I found this very implausible. Did Amazon actually remove copies of 1984 from people's Kindles remotely? What possible benefit could Amazon get out of it?

1 Answer 1


It happened due to alleged copyright infringement in July 2009

On Friday, it was “1984” and another Orwell book, “Animal Farm,” that were dropped down the memory hole — by Amazon.com.

In a move that angered customers and generated waves of online pique, Amazon remotely deleted some digital editions of the books from the Kindle devices of readers who had bought them.

An Amazon spokesman, Drew Herdener, said in an e-mail message that the books were added to the Kindle store by a company that did not have rights to them, using a self-service function. “When we were notified of this by the rights holder, we removed the illegal copies from our systems and from customers’ devices, and refunded customers,” he said.

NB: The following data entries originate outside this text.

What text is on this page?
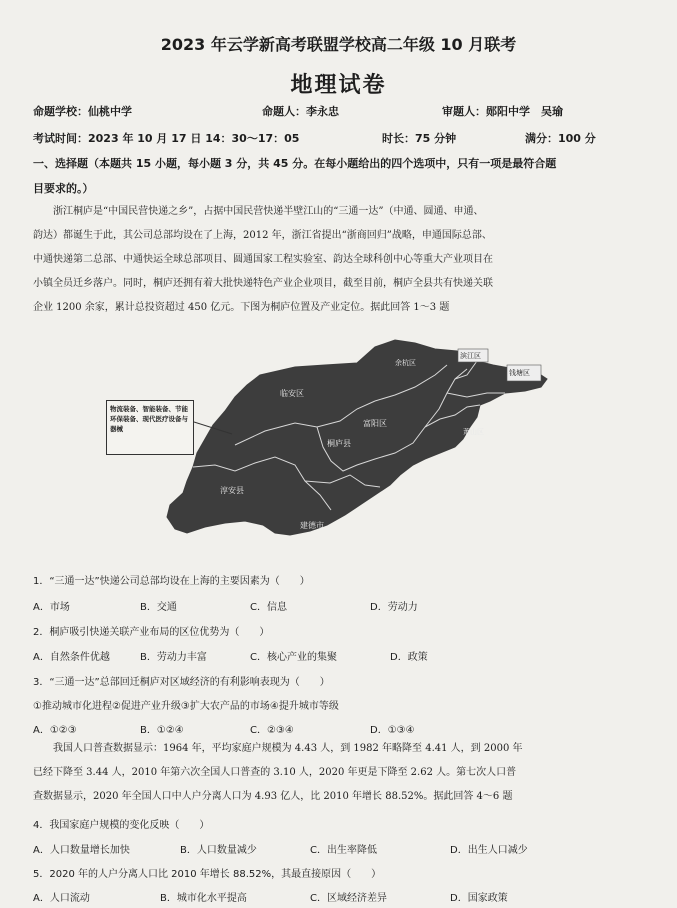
2023 年云学新高考联盟学校高二年级 10 月联考
地理试卷
命题学校：仙桃中学	命题人：李永忠	审题人：郧阳中学　吴瑜
考试时间：2023 年 10 月 17 日 14：30～17：05	时长：75 分钟	满分：100 分
一、选择题（本题共 15 小题，每小题 3 分，共 45 分。在每小题给出的四个选项中，只有一项是最符合题
目要求的。）
浙江桐庐是“中国民营快递之乡”，占据中国民营快递半壁江山的“三通一达”（中通、圆通、申通、
韵达）都诞生于此，其公司总部均设在了上海，2012 年，浙江省提出“浙商回归”战略，申通国际总部、
中通快递第二总部、中通快运全球总部项目、圆通国家工程实验室、韵达全球科创中心等重大产业项目在
小镇全员迁乡落户。同时，桐庐还拥有着大批快递特色产业企业项目，截至目前，桐庐全县共有快递关联
企业 1200 余家，累计总投资超过 450 亿元。下图为桐庐位置及产业定位。据此回答 1～3 题
临安区
富阳区
桐庐县
淳安县
建德市
余杭区
滨江区
钱塘区
萧山区
物流装备、智能装备、节能环保装备、现代医疗设备与器械
1．“三通一达”快递公司总部均设在上海的主要因素为（　　）
A．市场	B．交通	C．信息	D．劳动力
2．桐庐吸引快递关联产业布局的区位优势为（　　）
A．自然条件优越	B．劳动力丰富	C．核心产业的集聚	D．政策
3．“三通一达”总部回迁桐庐对区域经济的有利影响表现为（　　）
①推动城市化进程②促进产业升级③扩大农产品的市场④提升城市等级
A．①②③	B．①②④	C．②③④	D．①③④
我国人口普查数据显示：1964 年，平均家庭户规模为 4.43 人，到 1982 年略降至 4.41 人，到 2000 年
已经下降至 3.44 人，2010 年第六次全国人口普查的 3.10 人，2020 年更是下降至 2.62 人。第七次人口普
查数据显示，2020 年全国人口中人户分离人口为 4.93 亿人，比 2010 年增长 88.52%。据此回答 4～6 题
4．我国家庭户规模的变化反映（　　）
A．人口数量增长加快	B．人口数量减少	C．出生率降低	D．出生人口减少
5．2020 年的人户分离人口比 2010 年增长 88.52%，其最直接原因（　　）
A．人口流动	B．城市化水平提高	C．区域经济差异	D．国家政策
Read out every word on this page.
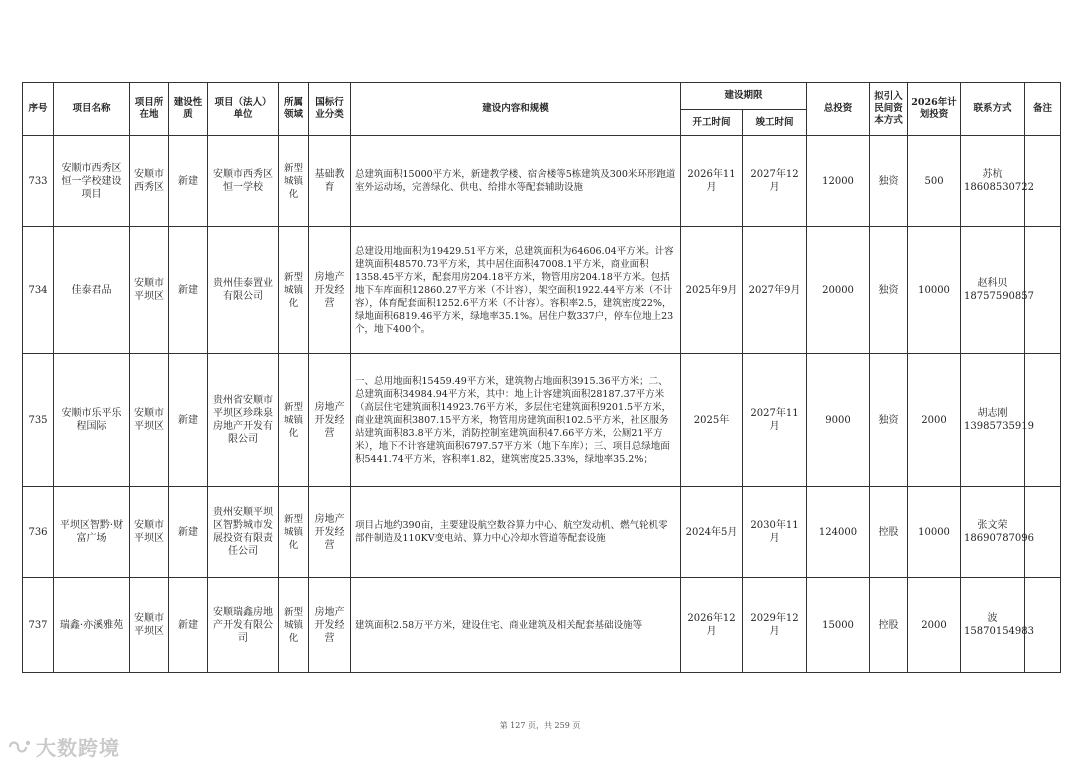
序号	项目名称	项目所在地	建设性质	项目（法人）单位	所属领域	国标行业分类	建设内容和规模	建设期限		总投资	拟引入民间资本方式	2026年计划投资	联系方式	备注
								开工时间	竣工时间					
733	安顺市西秀区恒一学校建设项目	安顺市西秀区	新建	安顺市西秀区恒一学校	新型城镇化	基础教育	总建筑面积15000平方米，新建教学楼、宿舍楼等5栋建筑及300米环形跑道室外运动场，完善绿化、供电、给排水等配套辅助设施	2026年11月	2027年12月	12000	独资	500	苏杭 18608530722	
734	佳泰君品	安顺市平坝区	新建	贵州佳泰置业有限公司	新型城镇化	房地产开发经营	总建设用地面积为19429.51平方米，总建筑面积为64606.04平方米。计容建筑面积48570.73平方米，其中居住面积47008.1平方米，商业面积1358.45平方米，配套用房204.18平方米，物管用房204.18平方米。包括地下车库面积12860.27平方米（不计容），架空面积1922.44平方米（不计容），体育配套面积1252.6平方米（不计容）。容积率2.5，建筑密度22%，绿地面积6819.46平方米，绿地率35.1%。居住户数337户，停车位地上23个，地下400个。	2025年9月	2027年9月	20000	独资	10000	赵科贝 18757590857	
735	安顺市乐平乐程国际	安顺市平坝区	新建	贵州省安顺市平坝区珍珠泉房地产开发有限公司	新型城镇化	房地产开发经营	一、总用地面积15459.49平方米，建筑物占地面积3915.36平方米；二、总建筑面积34984.94平方米，其中：地上计容建筑面积28187.37平方米（高层住宅建筑面积14923.76平方米，多层住宅建筑面积9201.5平方米，商业建筑面积3807.15平方米，物管用房建筑面积102.5平方米，社区服务站建筑面积83.8平方米，消防控制室建筑面积47.66平方米，公厕21平方米），地下不计容建筑面积6797.57平方米（地下车库）；三、项目总绿地面积5441.74平方米，容积率1.82，建筑密度25.33%，绿地率35.2%；	2025年	2027年11月	9000	独资	2000	胡志刚 13985735919	
736	平坝区智黔·财富广场	安顺市平坝区	新建	贵州安顺平坝区智黔城市发展投资有限责任公司	新型城镇化	房地产开发经营	项目占地约390亩，主要建设航空数谷算力中心、航空发动机、燃气轮机零部件制造及110KV变电站、算力中心冷却水管道等配套设施	2024年5月	2030年11月	124000	控股	10000	张文荣 18690787096	
737	瑞鑫·亦溪雅苑	安顺市平坝区	新建	安顺瑞鑫房地产开发有限公司	新型城镇化	房地产开发经营	建筑面积2.58万平方米，建设住宅、商业建筑及相关配套基础设施等	2026年12月	2029年12月	15000	控股	2000	波15870154983	
第 127 页，共 259 页
大数跨境
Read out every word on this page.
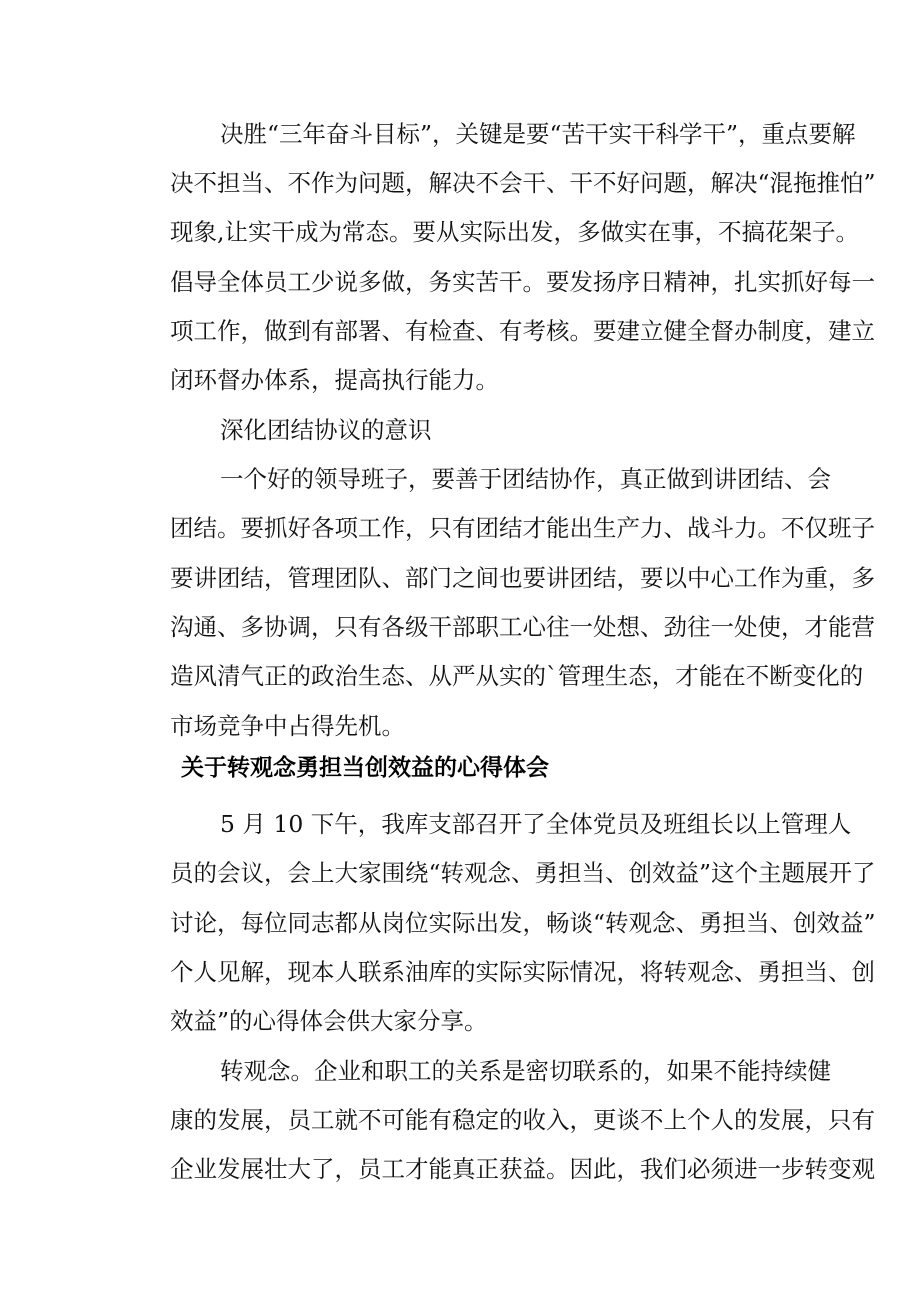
决胜“三年奋斗目标”，关键是要“苦干实干科学干”，重点要解
决不担当、不作为问题，解决不会干、干不好问题，解决“混拖推怕”
现象,让实干成为常态。要从实际出发，多做实在事，不搞花架子。
倡导全体员工少说多做，务实苦干。要发扬序日精神，扎实抓好每一
项工作，做到有部署、有检查、有考核。要建立健全督办制度，建立
闭环督办体系，提高执行能力。
深化团结协议的意识
一个好的领导班子，要善于团结协作，真正做到讲团结、会
团结。要抓好各项工作，只有团结才能出生产力、战斗力。不仅班子
要讲团结，管理团队、部门之间也要讲团结，要以中心工作为重，多
沟通、多协调，只有各级干部职工心往一处想、劲往一处使，才能营
造风清气正的政治生态、从严从实的`管理生态，才能在不断变化的
市场竞争中占得先机。
关于转观念勇担当创效益的心得体会
5 月 10 下午，我库支部召开了全体党员及班组长以上管理人
员的会议，会上大家围绕“转观念、勇担当、创效益”这个主题展开了
讨论，每位同志都从岗位实际出发，畅谈“转观念、勇担当、创效益”
个人见解，现本人联系油库的实际实际情况，将转观念、勇担当、创
效益”的心得体会供大家分享。
转观念。企业和职工的关系是密切联系的，如果不能持续健
康的发展，员工就不可能有稳定的收入，更谈不上个人的发展，只有
企业发展壮大了，员工才能真正获益。因此，我们必须进一步转变观
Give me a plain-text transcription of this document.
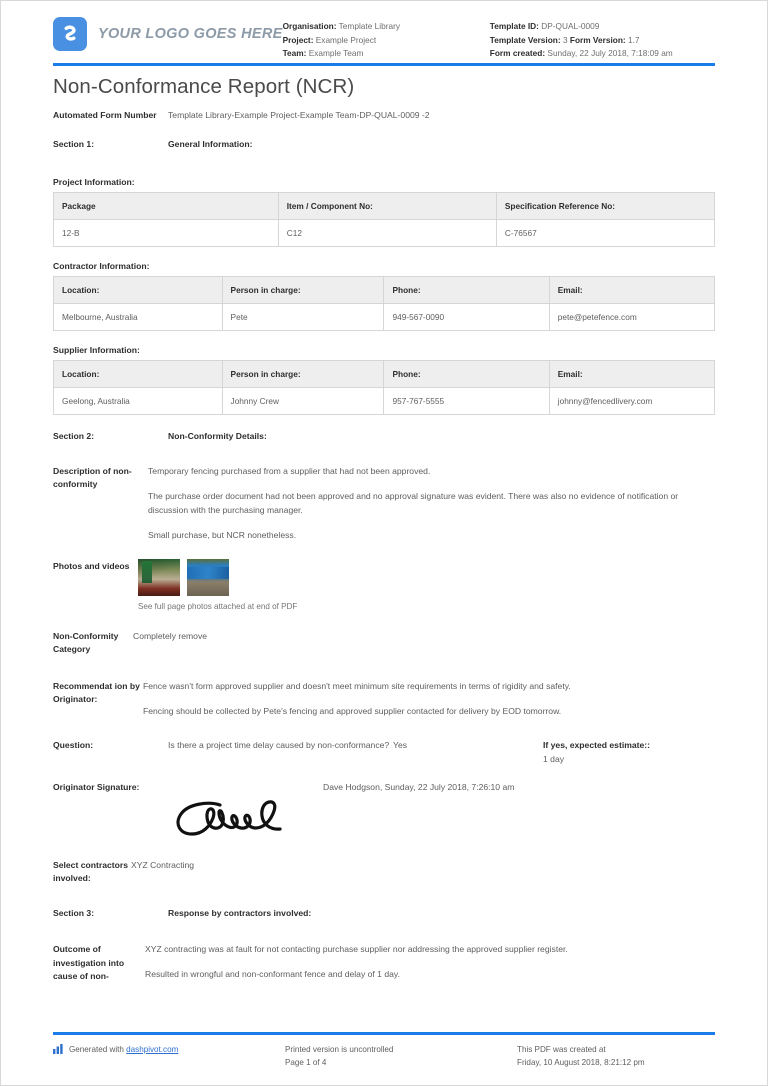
YOUR LOGO GOES HERE Organisation: Template Library
Project: Example Project
Team: Example Team
Template ID: DP-QUAL-0009
Template Version: 3 Form Version: 1.7
Form created: Sunday, 22 July 2018, 7:18:09 am
Non-Conformance Report (NCR)
Automated Form Number	Template Library-Example Project-Example Team-DP-QUAL-0009 -2
Section 1:	General Information:
Project Information:
Package	Item / Component No:	Specification Reference No:
12-B	C12	C-76567
Contractor Information:
Location:	Person in charge:	Phone:	Email:
Melbourne, Australia	Pete	949-567-0090	pete@petefence.com
Supplier Information:
Location:	Person in charge:	Phone:	Email:
Geelong, Australia	Johnny Crew	957-767-5555	johnny@fencedlivery.com
Section 2:	Non-Conformity Details:
Description of non-conformity

Temporary fencing purchased from a supplier that had not been approved.

The purchase order document had not been approved and no approval signature was evident. There was also no evidence of notification or discussion with the purchasing manager.

Small purchase, but NCR nonetheless.

Photos and videos
See full page photos attached at end of PDF
Non-Conformity Category
Completely remove
Recommendat ion by Originator:

Fence wasn't form approved supplier and doesn't meet minimum site requirements in terms of rigidity and safety.

Fencing should be collected by Pete's fencing and approved supplier contacted for delivery by EOD tomorrow.

Question:	Is there a project time delay caused by non-conformance? Yes	If yes, expected estimate::
1 day
Originator Signature:	Dave Hodgson, Sunday, 22 July 2018, 7:26:10 am
Select contractors involved:
XYZ Contracting
Section 3:	Response by contractors involved:
Outcome of investigation into cause of non-

XYZ contracting was at fault for not contacting purchase supplier nor addressing the approved supplier register.

Resulted in wrongful and non-conformant fence and delay of 1 day.

Generated with dashpivot.com	Printed version is uncontrolled
Page 1 of 4
This PDF was created at
Friday, 10 August 2018, 8:21:12 pm
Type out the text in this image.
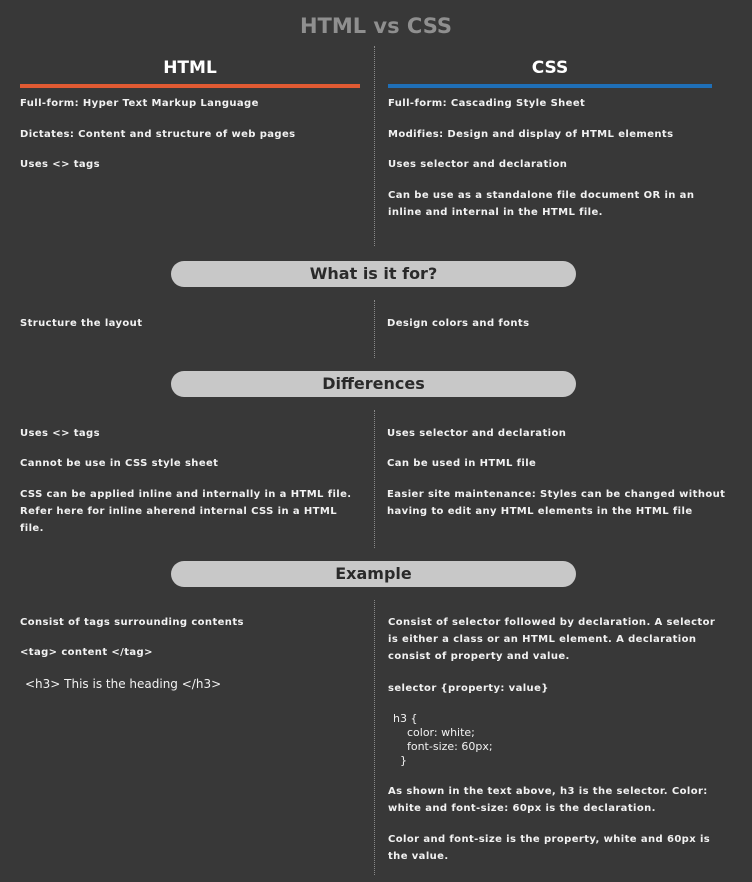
HTML vs CSS
HTML	CSS
Full-form: Hyper Text Markup Language
Dictates: Content and structure of web pages
Uses <> tags
Full-form: Cascading Style Sheet
Modifies: Design and display of HTML elements
Uses selector and declaration
Can be use as a standalone file document OR in an inline and internal in the HTML file.
What is it for?
Structure the layout	Design colors and fonts
Differences
Uses <> tags
Cannot be use in CSS style sheet
CSS can be applied inline and internally in a HTML file. Refer here for inline aherend internal CSS in a HTML file.
Uses selector and declaration
Can be used in HTML file
Easier site maintenance: Styles can be changed without having to edit any HTML elements in the HTML file
Example
Consist of tags surrounding contents
<tag> content </tag>
<h3> This is the heading </h3>
Consist of selector followed by declaration. A selector is either a class or an HTML element. A declaration consist of property and value.
selector {property: value}
h3 {
color: white;
font-size: 60px;
}
As shown in the text above, h3 is the selector. Color: white and font-size: 60px is the declaration.
Color and font-size is the property, white and 60px is the value.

Amazon Erases Orwell Books From Kindle

Note that they removed only a particular set of those books, so the book remained available in the stores and on many Kindles. The claim doesn't imply otherwise but it needs to be read carefully.

  • 7
    yup, someone put up for sale versions of the books that were in violation of intellectual property laws and Amazon promptly deleted them to be in compliance with the law and prevent being held responsible. They've since changed their policies on this so users don't lose their purchases unless there's a court order (or so I understand the new rules).